The rose is without why,
it blooms because it blooms,
It pays no attention to itself,
asks not whether it is seen.
Attempting to improve oneself is not always harmful, although it can become a form of greed. It can leave one wanting, leave one desiring, leave one without fulfillment. Being a perfectionist and constantly trying to improve oneself is like a person studying her reflection in the mirror each morning and criticizing her features: “my eyes are too small or too big. My face is just the wrong shape. My skin is not soft enough, or my nose is too big, or too round.”
But what if each morning she smiled at her reflection instead, and said, “You are lovely.”
The same is true for our souls and deeper selves. I believe that we are wonderfully made, that we are fashioned in God’s image. This does not mean that we are without fault or sin. Consistently admitting our wrongs or “confessing our sins” can bring us into a more honest relationship with ourselves and God. But dwelling on our failures will only cause us to be irritable to others and angry with them. I’ve been there. Constantly criticizing myself and feeling like I am different only caused me to snap at the people closest to me because of my failed attempts to be perfect and to “be like everyone else” (whatever that means).

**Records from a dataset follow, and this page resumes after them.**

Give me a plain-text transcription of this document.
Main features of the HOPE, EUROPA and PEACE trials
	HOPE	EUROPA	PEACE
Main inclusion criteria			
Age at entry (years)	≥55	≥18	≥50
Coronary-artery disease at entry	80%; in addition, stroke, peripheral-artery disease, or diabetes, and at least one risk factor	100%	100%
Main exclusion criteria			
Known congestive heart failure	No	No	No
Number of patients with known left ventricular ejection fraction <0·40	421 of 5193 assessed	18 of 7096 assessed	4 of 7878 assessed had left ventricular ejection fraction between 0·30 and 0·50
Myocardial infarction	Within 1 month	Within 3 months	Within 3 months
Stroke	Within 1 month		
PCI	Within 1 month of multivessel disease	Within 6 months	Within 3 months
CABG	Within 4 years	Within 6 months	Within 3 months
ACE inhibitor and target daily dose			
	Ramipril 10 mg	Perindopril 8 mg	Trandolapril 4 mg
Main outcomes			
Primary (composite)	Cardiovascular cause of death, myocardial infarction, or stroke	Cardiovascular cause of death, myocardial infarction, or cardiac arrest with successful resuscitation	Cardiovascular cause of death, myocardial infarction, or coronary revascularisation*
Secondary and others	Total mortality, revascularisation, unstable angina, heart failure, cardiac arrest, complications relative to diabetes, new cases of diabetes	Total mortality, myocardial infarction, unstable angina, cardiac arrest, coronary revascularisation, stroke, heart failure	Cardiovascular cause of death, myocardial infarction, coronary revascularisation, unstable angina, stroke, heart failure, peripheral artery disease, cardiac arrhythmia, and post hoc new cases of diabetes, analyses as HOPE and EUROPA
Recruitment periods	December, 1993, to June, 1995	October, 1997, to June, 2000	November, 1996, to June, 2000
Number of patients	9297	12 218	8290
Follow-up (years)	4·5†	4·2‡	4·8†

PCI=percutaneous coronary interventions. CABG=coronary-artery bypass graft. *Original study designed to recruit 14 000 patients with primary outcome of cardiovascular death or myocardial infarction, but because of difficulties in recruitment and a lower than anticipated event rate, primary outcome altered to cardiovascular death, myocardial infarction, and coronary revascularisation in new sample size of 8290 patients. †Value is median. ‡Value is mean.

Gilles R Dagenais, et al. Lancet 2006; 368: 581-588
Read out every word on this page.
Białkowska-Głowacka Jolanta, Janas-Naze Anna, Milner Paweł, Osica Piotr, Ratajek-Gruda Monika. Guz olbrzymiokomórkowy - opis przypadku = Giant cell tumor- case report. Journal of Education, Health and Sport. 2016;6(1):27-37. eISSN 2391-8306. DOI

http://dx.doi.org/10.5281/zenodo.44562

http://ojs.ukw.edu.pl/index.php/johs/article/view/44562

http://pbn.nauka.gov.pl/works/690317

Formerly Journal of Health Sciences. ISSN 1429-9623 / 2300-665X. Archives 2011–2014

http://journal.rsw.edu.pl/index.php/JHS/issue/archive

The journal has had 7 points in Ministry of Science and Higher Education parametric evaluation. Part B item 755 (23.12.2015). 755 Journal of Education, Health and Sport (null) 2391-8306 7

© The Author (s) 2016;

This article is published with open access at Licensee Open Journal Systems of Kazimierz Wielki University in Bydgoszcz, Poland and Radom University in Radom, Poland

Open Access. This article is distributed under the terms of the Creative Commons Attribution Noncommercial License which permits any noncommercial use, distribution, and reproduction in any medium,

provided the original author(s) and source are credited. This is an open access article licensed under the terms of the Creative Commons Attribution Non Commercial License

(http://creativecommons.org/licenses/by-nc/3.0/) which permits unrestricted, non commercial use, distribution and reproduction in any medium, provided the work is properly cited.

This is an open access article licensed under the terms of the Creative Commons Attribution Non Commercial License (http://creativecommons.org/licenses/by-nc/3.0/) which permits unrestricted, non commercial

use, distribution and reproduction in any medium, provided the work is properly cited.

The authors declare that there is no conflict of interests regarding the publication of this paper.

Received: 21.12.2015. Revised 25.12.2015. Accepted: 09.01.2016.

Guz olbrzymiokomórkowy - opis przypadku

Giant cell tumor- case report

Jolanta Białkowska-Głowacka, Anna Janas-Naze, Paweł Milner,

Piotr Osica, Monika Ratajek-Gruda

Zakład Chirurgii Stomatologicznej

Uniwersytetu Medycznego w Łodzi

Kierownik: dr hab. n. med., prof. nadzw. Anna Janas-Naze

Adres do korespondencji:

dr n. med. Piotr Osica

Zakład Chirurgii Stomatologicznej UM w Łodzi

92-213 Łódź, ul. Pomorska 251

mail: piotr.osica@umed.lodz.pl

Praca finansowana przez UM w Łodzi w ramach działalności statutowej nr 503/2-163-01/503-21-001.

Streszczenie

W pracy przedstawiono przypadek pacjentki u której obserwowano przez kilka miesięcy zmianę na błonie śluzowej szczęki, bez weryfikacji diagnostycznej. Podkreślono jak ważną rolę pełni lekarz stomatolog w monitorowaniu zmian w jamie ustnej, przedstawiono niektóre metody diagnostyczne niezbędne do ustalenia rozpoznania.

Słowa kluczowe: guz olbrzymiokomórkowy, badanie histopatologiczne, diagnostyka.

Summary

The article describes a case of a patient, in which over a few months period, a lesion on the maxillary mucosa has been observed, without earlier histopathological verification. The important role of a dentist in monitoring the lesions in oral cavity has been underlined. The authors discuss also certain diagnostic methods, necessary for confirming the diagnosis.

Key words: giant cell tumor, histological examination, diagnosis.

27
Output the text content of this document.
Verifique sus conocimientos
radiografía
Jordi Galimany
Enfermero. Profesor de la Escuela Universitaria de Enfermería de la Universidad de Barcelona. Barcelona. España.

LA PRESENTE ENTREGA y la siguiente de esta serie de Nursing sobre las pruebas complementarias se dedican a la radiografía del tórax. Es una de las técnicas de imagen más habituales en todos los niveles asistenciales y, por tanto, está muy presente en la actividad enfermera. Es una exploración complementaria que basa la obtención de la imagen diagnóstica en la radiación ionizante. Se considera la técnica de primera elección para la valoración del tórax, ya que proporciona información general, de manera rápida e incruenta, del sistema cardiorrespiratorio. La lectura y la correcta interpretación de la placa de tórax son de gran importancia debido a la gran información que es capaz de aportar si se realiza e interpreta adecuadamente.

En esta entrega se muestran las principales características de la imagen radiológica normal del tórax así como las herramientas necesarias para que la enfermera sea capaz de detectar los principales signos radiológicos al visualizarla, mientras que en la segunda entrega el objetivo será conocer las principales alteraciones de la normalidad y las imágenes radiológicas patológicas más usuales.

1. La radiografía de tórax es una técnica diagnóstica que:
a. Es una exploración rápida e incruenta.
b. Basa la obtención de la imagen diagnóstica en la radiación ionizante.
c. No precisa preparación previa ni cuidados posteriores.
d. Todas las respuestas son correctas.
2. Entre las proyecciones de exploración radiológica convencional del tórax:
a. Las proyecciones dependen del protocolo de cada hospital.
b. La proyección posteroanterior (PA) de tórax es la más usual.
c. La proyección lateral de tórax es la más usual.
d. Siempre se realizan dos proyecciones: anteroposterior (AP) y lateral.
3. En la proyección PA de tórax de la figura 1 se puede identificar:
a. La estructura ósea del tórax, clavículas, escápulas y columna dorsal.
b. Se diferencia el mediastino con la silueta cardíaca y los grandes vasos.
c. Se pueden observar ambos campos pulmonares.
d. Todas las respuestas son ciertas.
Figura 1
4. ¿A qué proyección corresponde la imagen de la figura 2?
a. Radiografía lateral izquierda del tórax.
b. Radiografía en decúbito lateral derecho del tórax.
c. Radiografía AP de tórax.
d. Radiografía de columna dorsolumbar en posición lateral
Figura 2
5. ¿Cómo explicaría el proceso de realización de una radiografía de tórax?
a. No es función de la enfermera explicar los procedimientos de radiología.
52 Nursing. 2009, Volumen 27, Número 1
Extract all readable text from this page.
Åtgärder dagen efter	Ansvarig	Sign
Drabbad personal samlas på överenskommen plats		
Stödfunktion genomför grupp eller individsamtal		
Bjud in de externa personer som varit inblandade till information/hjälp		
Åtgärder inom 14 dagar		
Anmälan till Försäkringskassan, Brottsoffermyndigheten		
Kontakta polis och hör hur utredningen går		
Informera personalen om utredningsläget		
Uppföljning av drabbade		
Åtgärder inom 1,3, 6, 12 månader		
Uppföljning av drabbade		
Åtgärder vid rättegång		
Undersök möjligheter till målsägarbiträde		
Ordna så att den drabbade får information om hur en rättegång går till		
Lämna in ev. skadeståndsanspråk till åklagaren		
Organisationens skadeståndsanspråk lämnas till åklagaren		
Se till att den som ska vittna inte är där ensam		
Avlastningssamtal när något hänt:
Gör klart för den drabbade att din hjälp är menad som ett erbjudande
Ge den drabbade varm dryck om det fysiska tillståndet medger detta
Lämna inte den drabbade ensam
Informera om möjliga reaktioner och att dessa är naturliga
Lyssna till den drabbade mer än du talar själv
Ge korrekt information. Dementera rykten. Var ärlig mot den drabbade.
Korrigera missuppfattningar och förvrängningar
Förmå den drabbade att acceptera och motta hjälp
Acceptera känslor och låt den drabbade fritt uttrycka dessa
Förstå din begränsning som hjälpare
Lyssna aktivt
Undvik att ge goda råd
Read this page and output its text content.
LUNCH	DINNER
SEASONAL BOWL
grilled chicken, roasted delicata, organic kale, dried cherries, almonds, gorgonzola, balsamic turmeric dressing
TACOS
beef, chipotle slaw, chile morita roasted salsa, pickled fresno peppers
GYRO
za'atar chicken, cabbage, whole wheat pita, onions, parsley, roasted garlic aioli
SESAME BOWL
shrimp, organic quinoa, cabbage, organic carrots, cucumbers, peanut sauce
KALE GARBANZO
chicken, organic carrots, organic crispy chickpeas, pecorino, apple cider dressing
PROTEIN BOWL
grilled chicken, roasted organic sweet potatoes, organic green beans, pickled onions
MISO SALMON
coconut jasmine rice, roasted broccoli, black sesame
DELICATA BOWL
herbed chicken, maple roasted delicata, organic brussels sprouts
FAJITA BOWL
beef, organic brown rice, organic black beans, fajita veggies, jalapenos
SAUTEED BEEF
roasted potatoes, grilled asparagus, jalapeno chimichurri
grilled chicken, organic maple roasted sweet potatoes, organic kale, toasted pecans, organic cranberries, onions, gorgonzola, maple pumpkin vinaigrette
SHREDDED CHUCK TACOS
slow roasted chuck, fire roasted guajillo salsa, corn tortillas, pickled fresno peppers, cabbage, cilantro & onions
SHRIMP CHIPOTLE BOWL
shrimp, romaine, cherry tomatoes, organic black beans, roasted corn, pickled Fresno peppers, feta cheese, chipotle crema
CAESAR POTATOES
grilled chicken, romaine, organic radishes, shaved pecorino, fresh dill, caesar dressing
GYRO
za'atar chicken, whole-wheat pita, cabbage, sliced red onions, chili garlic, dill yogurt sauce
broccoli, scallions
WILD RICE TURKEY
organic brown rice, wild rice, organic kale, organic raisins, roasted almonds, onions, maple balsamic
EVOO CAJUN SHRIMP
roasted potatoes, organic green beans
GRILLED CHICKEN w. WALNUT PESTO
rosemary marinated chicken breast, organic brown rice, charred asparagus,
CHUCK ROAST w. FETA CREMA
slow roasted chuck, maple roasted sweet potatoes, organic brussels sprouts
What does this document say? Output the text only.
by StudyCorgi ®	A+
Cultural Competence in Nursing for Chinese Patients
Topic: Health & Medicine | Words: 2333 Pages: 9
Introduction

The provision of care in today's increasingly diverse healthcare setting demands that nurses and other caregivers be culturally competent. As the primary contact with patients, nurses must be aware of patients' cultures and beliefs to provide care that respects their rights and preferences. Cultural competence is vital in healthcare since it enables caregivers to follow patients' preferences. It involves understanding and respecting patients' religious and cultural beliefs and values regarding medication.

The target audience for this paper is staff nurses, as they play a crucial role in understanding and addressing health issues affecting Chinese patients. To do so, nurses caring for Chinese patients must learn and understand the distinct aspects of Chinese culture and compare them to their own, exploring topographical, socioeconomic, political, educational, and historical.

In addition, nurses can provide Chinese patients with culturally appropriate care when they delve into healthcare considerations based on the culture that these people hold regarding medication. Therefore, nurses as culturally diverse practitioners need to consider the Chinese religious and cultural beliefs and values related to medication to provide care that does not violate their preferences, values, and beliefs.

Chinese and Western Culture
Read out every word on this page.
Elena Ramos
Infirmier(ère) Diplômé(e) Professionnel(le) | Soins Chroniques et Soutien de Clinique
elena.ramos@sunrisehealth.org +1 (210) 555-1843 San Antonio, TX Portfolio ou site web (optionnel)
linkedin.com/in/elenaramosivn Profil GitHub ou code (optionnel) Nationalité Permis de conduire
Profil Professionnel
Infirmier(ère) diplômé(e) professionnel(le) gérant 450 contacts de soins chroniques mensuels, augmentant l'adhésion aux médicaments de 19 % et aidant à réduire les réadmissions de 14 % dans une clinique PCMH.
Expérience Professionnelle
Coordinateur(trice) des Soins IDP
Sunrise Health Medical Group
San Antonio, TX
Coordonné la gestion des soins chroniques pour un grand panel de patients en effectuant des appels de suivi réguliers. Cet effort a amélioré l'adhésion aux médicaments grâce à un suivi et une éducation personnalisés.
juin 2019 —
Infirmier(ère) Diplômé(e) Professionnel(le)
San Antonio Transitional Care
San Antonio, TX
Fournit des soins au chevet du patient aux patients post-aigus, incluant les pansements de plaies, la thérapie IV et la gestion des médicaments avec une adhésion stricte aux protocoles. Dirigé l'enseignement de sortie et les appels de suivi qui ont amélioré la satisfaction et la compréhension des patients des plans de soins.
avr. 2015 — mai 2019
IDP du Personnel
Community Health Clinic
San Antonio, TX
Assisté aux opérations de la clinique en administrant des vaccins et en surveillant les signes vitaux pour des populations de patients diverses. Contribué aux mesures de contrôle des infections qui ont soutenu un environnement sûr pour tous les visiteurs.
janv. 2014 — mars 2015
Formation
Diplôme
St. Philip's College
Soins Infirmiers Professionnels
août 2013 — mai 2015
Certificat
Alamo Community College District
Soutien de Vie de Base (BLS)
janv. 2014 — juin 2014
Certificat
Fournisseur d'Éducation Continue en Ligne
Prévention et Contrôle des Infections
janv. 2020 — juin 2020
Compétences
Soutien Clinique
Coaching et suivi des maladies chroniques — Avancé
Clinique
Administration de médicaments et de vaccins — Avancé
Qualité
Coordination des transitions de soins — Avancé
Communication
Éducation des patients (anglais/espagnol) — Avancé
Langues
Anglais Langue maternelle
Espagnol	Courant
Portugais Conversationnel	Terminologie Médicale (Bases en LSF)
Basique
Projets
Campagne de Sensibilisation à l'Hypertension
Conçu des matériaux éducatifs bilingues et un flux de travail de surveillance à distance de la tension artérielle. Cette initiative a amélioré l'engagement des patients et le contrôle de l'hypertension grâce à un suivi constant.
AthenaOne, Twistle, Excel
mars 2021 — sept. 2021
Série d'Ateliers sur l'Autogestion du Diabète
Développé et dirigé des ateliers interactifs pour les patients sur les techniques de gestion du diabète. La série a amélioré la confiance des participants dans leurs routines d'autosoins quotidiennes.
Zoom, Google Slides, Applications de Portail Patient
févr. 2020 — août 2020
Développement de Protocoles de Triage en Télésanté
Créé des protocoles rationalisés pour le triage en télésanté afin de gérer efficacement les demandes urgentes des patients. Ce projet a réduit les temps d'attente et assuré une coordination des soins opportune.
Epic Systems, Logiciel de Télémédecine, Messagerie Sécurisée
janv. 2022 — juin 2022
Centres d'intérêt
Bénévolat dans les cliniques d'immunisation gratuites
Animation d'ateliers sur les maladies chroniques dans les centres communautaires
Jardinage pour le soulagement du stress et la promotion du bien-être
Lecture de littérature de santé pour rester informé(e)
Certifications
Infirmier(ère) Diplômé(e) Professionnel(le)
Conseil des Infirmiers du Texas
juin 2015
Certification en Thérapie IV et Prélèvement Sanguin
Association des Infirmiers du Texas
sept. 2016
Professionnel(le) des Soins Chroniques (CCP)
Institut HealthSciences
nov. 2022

The way I am learning to accept myself is twofold: one part is to give up my stereotypes and generalizations of other people. I try to listen to their entire story and not make judgments. I keep a “beginner’s mind” by stripping away (as best as I can) what I’ve assumed about them. This allows me to see them as freshly as possible. I don’t try to diagnose myself or others like I’ve done in the past. Consequently, seeing other people more fully allows me to see myself as a whole, complex person, too. The second part is to be forgiving of myself without being blind to what I might have done wrong. I try to be content with my quirks and not rid myself of them. I trust my intuition and deep thoughts, but I don’t let myself run away with my own perceptions of reality that may be very far from the truth.
We don’t need to search for a defining purpose, for constant recognition from other people, for awards of personal accomplishments from our egos because we are already deeply loved. Now we can remove the spotlight from our mistakes and beautifully unfurl and unfold as our true selves.